Trump dismisses Secretary of Protection Mark Esper


Donald Trump sacked Defense Secretary Mark Esper on Monday, in his first major act since losing re-election.

"Mark Esper has been fired," wrote Trump on Twitter. Christopher Miller, a senior intelligence official, will take over as acting defense minister "with immediate effect," he added.

Mr Trump fell out with his Secretary of Defense in June after Mr Esper said he was against invoking the Insurrection Act to send U.S. troops onto American roads to quell civil unrest, except as a last resort amid a host of protests against racism.

Mr Trump had publicly ridiculed Mr Esper as "Yesper," a nickname of colleagues who had previously seen him as a yes man who failed to assert himself against Mr Trump.

Mr. Esper also supported a bipartisan Congressional effort to rename military bases that were named after former Confederate leaders, some of whom owned slaves. Mr Trump vowed to veto the annual defense spending bill if it contained such provisions.

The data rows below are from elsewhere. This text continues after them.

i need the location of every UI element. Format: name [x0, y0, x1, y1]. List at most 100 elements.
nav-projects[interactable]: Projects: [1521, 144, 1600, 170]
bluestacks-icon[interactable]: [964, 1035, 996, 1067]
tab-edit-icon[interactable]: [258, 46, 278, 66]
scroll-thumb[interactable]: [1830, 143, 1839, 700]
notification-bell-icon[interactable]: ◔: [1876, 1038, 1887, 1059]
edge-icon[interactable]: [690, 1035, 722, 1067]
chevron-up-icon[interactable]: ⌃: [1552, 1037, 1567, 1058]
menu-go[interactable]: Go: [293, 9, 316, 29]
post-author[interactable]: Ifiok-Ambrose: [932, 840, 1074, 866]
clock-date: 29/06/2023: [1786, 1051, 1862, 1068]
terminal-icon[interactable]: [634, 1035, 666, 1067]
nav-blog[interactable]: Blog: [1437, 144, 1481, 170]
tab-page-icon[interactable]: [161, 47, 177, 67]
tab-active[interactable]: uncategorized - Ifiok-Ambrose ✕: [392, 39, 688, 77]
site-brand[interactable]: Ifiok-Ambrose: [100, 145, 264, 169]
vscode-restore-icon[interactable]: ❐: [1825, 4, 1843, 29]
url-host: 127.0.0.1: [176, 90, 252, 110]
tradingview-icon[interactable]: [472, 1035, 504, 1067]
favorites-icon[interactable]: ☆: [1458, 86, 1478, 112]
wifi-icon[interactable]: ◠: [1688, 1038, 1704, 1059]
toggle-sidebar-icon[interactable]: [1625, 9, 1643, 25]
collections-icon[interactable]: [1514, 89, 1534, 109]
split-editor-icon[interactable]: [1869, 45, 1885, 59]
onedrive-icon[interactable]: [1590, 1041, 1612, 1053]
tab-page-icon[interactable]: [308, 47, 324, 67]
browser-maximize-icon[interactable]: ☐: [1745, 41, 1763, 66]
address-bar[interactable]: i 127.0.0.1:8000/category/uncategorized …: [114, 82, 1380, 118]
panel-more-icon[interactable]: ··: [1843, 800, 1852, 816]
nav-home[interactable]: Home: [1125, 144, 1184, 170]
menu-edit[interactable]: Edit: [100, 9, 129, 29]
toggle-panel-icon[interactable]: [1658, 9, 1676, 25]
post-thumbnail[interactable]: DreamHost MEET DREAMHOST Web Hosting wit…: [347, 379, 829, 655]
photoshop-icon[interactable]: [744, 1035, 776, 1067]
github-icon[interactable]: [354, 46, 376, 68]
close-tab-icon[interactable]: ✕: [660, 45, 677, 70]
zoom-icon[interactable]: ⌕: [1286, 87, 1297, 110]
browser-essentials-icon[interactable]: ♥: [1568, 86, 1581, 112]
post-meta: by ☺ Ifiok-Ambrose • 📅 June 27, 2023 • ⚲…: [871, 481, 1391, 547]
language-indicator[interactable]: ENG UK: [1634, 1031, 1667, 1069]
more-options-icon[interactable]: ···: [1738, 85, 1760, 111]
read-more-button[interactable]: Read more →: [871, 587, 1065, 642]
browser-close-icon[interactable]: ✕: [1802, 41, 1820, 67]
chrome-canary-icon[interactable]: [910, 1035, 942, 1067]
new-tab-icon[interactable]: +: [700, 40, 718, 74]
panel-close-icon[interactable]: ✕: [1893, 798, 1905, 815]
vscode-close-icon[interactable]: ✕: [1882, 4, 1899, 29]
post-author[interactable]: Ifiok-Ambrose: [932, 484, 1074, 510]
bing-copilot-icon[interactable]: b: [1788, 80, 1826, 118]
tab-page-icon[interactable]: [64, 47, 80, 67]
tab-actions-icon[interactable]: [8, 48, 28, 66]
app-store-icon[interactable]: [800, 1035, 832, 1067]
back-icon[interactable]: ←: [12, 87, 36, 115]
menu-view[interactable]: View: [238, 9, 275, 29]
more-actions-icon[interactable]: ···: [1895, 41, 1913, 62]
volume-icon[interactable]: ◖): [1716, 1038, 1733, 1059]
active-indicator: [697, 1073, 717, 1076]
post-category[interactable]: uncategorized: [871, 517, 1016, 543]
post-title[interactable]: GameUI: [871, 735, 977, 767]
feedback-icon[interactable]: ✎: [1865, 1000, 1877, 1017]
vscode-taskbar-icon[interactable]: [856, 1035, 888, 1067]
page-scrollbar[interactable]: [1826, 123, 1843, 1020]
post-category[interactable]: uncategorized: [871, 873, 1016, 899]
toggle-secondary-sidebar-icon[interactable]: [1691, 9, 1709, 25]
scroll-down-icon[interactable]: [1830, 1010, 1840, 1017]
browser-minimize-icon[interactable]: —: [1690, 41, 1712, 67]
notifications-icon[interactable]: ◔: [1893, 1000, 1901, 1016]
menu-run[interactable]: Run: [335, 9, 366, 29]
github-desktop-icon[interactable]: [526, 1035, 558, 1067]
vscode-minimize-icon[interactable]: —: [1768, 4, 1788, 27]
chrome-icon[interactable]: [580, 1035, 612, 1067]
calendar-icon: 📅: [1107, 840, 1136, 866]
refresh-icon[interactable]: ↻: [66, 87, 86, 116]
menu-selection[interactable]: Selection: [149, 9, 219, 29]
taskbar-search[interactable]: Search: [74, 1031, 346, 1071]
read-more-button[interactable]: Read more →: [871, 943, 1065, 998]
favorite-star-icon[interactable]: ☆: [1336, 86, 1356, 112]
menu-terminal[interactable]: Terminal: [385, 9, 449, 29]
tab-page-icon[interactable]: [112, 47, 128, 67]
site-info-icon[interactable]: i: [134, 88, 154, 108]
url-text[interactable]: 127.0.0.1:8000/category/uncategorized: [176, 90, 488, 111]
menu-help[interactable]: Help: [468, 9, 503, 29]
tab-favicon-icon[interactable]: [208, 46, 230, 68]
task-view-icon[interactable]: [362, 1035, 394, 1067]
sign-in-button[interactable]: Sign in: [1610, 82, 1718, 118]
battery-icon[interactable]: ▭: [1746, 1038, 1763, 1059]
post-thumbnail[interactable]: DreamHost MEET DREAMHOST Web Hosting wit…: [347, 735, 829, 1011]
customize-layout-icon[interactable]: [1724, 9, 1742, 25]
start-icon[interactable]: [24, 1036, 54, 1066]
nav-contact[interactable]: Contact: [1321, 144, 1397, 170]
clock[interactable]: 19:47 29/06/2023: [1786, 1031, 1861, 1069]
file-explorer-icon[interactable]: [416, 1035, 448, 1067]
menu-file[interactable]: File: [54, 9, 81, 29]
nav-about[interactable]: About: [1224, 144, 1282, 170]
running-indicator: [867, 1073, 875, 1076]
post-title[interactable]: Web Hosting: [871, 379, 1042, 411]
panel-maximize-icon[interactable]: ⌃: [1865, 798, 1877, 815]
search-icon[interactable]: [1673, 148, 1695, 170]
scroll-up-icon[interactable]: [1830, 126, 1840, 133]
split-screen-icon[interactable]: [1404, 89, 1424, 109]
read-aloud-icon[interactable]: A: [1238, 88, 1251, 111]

Resignations are common among senior political figures in outgoing administrations, but the announcement of Mr Esper's dismissal on Twitter was particularly unusual as Mr Trump has yet to admit defeat in the presidential election – and there are still two months to go before the Biden administration takes over Office.

"The dismissal of a competent defense minister with two months remaining is exactly the kind of petty recklessness that led the Republican defense company to endorse Joe Biden as president," said Kori Schake, foreign policy and defense expert for the conservative American Enterprise Institute .

James Stavridis, a retired admiral and former US commander of the European and Southern Forces, argued the move "made no sense at this point".

"Things are already unstable internationally and that doesn't help," he said on Twitter, hoping opponents wouldn't try to take advantage of it.

Mr. Miller, a former Green Beret, is currently the director of the National Counter Terrorism Center, a unit within US intelligence. He is a veteran of the conflicts in Afghanistan and Iraq.

During Mr. Trump's tenure, he served first as a counter-terrorism officer on the National Security Council and then as a senior special operations officer in the Pentagon. Mr. Miller was sworn in to his final role in a controversial move in the office of the Director of National Intelligence in August.

A former colleague in the intelligence community described Mr. Miller to the Financial Times as "quirky" and "a good guy with a great temper." Another described him as "a professional" and "a known crowd".

The Pentagon declined to comment and referred inquiries to the White House.